Share this

Nov 14, 2007

On the international media's perspective

Inspired (rather indirectly) by recent posts by Bent, The Only Readhead in Taiwan, and Michael Turton, I've made a little chart that I think demonstrates the main reason the international media has such a warped view of the Taiwan situation -- because they still largely see it in terms of the civil war mentality that dominated the international debate and research for decades, as well as US policy. They never really saw things as Taiwan does, from the inside. Here's the chart -- click for enlargement:


I do this to point out there is something more besides "using the China angle" in stories or pro-China bias involved in this problem of Taiwan's portrayal in the international media. It's also a historical problem that essentially requires reeducation (not through forced labor!) to fix.

2 comments:

Robert said...

A-gu, I think this is one of the biggest problems when it comes to how Taiwan's initiatives are viewed from abroad.

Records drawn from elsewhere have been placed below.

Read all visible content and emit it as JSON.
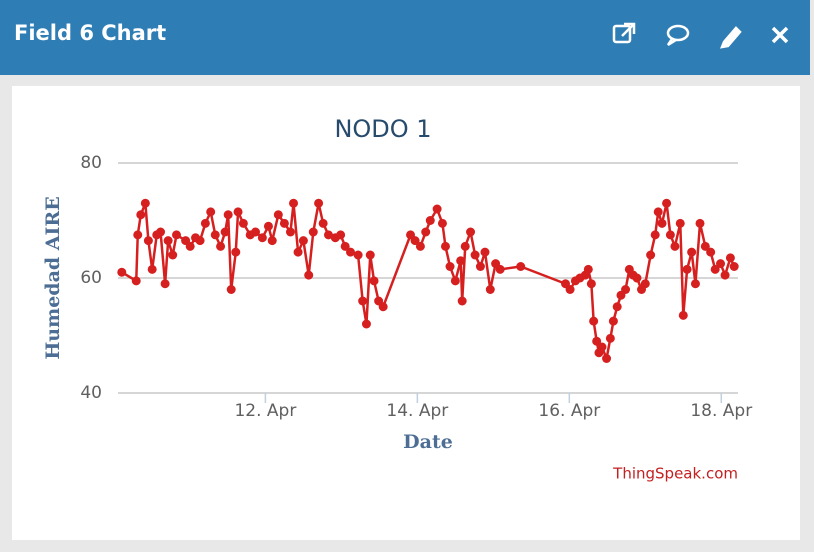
{
  "header": {
    "title": "Field 6 Chart"
  },
  "chart_data": {
    "type": "line",
    "title": "NODO 1",
    "x_label": "Date",
    "y_label": "Humedad AIRE",
    "credits": "ThingSpeak.com",
    "xlim": [
      10.06,
      18.22
    ],
    "ylim": [
      40,
      80
    ],
    "xticks": [
      {
        "value": 12,
        "label": "12. Apr"
      },
      {
        "value": 14,
        "label": "14. Apr"
      },
      {
        "value": 16,
        "label": "16. Apr"
      },
      {
        "value": 18,
        "label": "18. Apr"
      }
    ],
    "yticks": [
      40,
      60,
      80
    ],
    "grid": true,
    "x": [
      10.11,
      10.3,
      10.32,
      10.36,
      10.42,
      10.46,
      10.51,
      10.57,
      10.62,
      10.68,
      10.72,
      10.78,
      10.83,
      10.95,
      11.01,
      11.08,
      11.14,
      11.21,
      11.28,
      11.34,
      11.41,
      11.47,
      11.51,
      11.55,
      11.61,
      11.64,
      11.71,
      11.8,
      11.87,
      11.96,
      12.04,
      12.09,
      12.17,
      12.25,
      12.33,
      12.37,
      12.43,
      12.5,
      12.57,
      12.63,
      12.7,
      12.76,
      12.83,
      12.92,
      12.99,
      13.05,
      13.12,
      13.22,
      13.28,
      13.33,
      13.38,
      13.43,
      13.49,
      13.55,
      13.91,
      13.97,
      14.04,
      14.11,
      14.17,
      14.26,
      14.33,
      14.37,
      14.43,
      14.5,
      14.57,
      14.59,
      14.63,
      14.7,
      14.76,
      14.83,
      14.89,
      14.96,
      15.03,
      15.09,
      15.36,
      15.95,
      16.01,
      16.08,
      16.14,
      16.21,
      16.25,
      16.29,
      16.32,
      16.36,
      16.39,
      16.43,
      16.49,
      16.54,
      16.58,
      16.63,
      16.68,
      16.74,
      16.79,
      16.84,
      16.89,
      16.95,
      17.0,
      17.07,
      17.13,
      17.17,
      17.22,
      17.28,
      17.33,
      17.39,
      17.46,
      17.5,
      17.55,
      17.61,
      17.66,
      17.72,
      17.79,
      17.86,
      17.92,
      17.99,
      18.05,
      18.12,
      18.17
    ],
    "series": [
      {
        "name": "Humedad AIRE",
        "color": "#d62020",
        "values": [
          61,
          59.5,
          67.5,
          71,
          73,
          66.5,
          61.5,
          67.5,
          68,
          59,
          66.5,
          64,
          67.5,
          66.5,
          65.5,
          67,
          66.5,
          69.5,
          71.5,
          67.5,
          65.5,
          68,
          71,
          58,
          64.5,
          71.5,
          69.5,
          67.5,
          68,
          67,
          69,
          66.5,
          71,
          69.5,
          68,
          73,
          64.5,
          66.5,
          60.5,
          68,
          73,
          69.5,
          67.5,
          67,
          67.5,
          65.5,
          64.5,
          64,
          56,
          52,
          64,
          59.5,
          56,
          55,
          67.5,
          66.5,
          65.5,
          68,
          70,
          72,
          69.5,
          65.5,
          62,
          59.5,
          63,
          56,
          65.5,
          68,
          64,
          62,
          64.5,
          58,
          62.5,
          61.5,
          62,
          59,
          58,
          59.5,
          60,
          60.5,
          61.5,
          59,
          52.5,
          49,
          47,
          48,
          46,
          49.5,
          52.5,
          55,
          57,
          58,
          61.5,
          60.5,
          60,
          58,
          59,
          64,
          67.5,
          71.5,
          69.5,
          73,
          67.5,
          65.5,
          69.5,
          53.5,
          61.5,
          64.5,
          59,
          69.5,
          65.5,
          64.5,
          61.5,
          62.5,
          60.5,
          63.5,
          62
        ]
      }
    ]
  }
}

At the recent conference on the UN Referendum, I asked Boris Voyer from IRI-Asia about this, how that one sentence about a "split" shows up in every article you read about Taiwan, and he said that, while there are currently projects underway to change this and to spread awareness, none of them are organized, none having a real clear objective.

It's a shame.

阿牛 said...

I agree. This is fundamentally a historic problem. You can't have two sides blasting rhetoric for 20 years about taking the other side over and expect everyone to just shift perspective once that ends.